Children's fractures can be more difficult to describe accurately because of the presence of the physis, or growth plate. You-ll find several classification systems for fractures involving the physis. By far the most widely used is the Salter-Harris system, which is as follows:

Salter-Harris Type I: In this injury, the fracture line goes directly through the physis. This would usually be an extra-articular fracture. You cannot always clearly see this fracture on radiographs, and sometimes provider must make the diagnosis on clinical suspicion.

Salter-Harris Type II: In this injury, the fracture line is mostly through the physis, but it exits one cortex such that a small fragment of metaphysis is included with the fracture fragment containing the physis and epiphysis. This would usually be an extra-articular fracture.

Salter-Harris Type III: In this injury, the fracture line is mostly through the physis, but it exits one cortex such that a small fragment of epiphysis is included with the fracture fragment containing the metaphysis and diaphysis. This fracture is always intra-articular.

Salter-Harris Type IV: In this injury, a fracture line crosses the physis such that both fracture fragments contain portions of the metaphysis, physis and epiphysis. This fracture is always intra-articular.
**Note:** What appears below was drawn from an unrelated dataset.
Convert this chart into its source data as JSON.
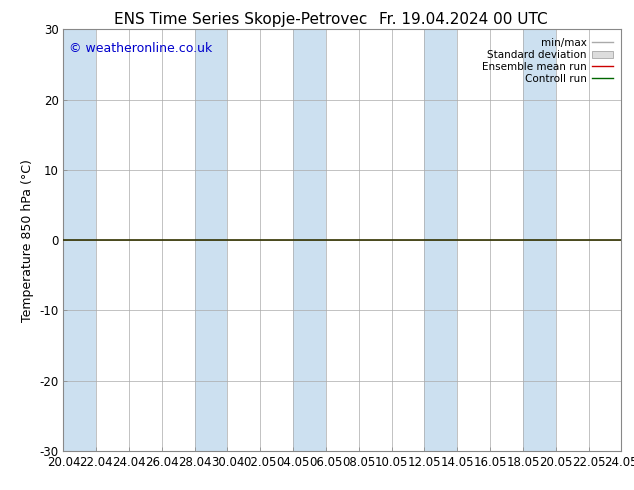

Salter-Harris Type V: With this injury, there is no definite fracture line, and like the Salter-Harris Type I, this injury cannot be easily diagnosed radiographically. This involves a crush injury to the physis in which the metaphysis and epiphysis are acutely impacted upon one another. This would be an extra-articular fracture.

You may also come across subclassifications of several of the above categories, but these would not be significant for coding purposes.